Logistic regression as an example
Suppose you have some logistic regression model in the form
logit(p) = β0 + β1x1 + … + βpxp
For a given test case with p features, you would get the predicted probability by substituting each actualized feature value into the model (and do the inverse logit transformation). Naturally, different test cases would have different actualized feature value, summing up to different predicted probabilities.
Therefore, it’s intuitive to think about how a feature contributes to the predicted probability of a given test case:
feature contribution of xk = |βkxk| / (|β0| + Σ|βixi|) ∈ [0,1]
With this, we can say the xk contributes to the predicted probability of a given test case for some proportion or percentage, i.e. the feature contribution.
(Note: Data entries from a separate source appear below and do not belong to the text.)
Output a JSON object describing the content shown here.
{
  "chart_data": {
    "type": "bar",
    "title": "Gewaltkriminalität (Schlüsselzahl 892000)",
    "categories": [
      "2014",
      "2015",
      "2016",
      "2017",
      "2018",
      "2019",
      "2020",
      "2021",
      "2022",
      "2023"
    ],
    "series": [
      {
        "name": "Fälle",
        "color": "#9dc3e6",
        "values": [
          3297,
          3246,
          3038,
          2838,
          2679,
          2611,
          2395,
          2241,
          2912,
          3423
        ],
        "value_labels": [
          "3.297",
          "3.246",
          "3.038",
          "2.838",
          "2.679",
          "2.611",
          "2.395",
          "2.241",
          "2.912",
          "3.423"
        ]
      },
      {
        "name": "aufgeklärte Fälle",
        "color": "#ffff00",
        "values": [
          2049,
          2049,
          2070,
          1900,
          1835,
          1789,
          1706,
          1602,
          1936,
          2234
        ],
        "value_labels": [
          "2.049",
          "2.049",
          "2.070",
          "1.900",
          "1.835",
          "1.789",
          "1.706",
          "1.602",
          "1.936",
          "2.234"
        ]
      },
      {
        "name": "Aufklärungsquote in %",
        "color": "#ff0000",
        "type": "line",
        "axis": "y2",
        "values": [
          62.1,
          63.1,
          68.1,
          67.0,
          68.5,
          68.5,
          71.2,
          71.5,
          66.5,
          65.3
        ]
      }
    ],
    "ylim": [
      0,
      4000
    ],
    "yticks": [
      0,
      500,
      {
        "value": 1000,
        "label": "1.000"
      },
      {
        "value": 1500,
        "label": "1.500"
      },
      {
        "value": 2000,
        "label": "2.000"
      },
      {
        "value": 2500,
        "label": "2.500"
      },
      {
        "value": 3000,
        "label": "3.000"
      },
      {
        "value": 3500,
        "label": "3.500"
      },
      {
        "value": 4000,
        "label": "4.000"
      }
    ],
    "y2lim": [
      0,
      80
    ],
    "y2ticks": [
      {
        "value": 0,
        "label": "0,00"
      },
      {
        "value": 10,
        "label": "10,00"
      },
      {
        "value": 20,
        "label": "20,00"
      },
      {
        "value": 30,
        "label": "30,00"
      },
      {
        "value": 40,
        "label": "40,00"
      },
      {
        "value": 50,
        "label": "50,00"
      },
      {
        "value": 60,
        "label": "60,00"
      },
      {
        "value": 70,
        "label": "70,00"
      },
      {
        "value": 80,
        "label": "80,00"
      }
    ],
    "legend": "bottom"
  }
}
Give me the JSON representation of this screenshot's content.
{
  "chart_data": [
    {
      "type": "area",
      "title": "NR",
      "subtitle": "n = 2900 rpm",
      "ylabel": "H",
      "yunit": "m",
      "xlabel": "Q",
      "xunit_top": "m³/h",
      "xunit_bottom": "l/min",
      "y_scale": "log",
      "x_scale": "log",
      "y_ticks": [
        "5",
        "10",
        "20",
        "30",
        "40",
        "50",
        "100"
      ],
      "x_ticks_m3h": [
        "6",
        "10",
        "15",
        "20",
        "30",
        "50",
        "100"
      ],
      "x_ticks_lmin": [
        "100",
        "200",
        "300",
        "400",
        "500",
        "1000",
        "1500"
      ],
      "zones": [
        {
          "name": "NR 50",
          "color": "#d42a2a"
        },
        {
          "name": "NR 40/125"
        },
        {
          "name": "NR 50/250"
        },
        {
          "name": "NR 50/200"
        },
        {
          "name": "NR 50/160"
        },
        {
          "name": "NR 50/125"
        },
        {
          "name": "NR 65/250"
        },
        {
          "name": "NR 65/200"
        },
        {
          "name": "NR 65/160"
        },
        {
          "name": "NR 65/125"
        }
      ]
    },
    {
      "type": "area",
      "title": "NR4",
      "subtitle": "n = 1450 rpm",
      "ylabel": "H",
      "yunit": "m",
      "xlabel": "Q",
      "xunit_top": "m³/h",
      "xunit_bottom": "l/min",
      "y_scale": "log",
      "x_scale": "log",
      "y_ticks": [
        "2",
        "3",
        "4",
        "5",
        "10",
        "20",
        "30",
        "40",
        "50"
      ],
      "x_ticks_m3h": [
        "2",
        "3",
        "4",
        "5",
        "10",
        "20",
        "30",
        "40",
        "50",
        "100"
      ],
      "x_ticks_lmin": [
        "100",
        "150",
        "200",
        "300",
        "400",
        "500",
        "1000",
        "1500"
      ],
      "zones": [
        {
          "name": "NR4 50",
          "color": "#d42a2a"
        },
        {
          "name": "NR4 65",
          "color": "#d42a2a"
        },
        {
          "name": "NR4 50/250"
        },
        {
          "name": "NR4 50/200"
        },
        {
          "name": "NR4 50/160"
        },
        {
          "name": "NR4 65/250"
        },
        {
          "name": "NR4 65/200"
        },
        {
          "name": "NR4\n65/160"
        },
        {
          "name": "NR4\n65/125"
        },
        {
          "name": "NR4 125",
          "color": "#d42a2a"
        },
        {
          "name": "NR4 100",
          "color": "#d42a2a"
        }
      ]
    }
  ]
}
Generalizing to tree-based models
This way of evaluating individual feature contribution can be generalized to beyond linear models. For example, in a decision tree, a given test case would have a given prediction pathway that it takes down the decision tree - passing through to multiple junctions in the tree. The gain or loss in predicted probabilities or predicted values can be tracked accordingly, leading to a similar notion of feature contribution.
Moreover, this can further generalized to ensemble models, such as Random Forest, ExtraTrees and even XGBoost.
I leave you with these two blog posts and the treeinterpreter package in Python as it has already been explored:
- http://blog.datadive.net/interpreting-random-forests/
- https://blog.datadive.net/random-forest-interpretation-conditional-feature-contributions/
- https://github.com/andosa/treeinterpreter
That’s all for this short post, hope it helps in bringing you to think slightly deeper about feature importance.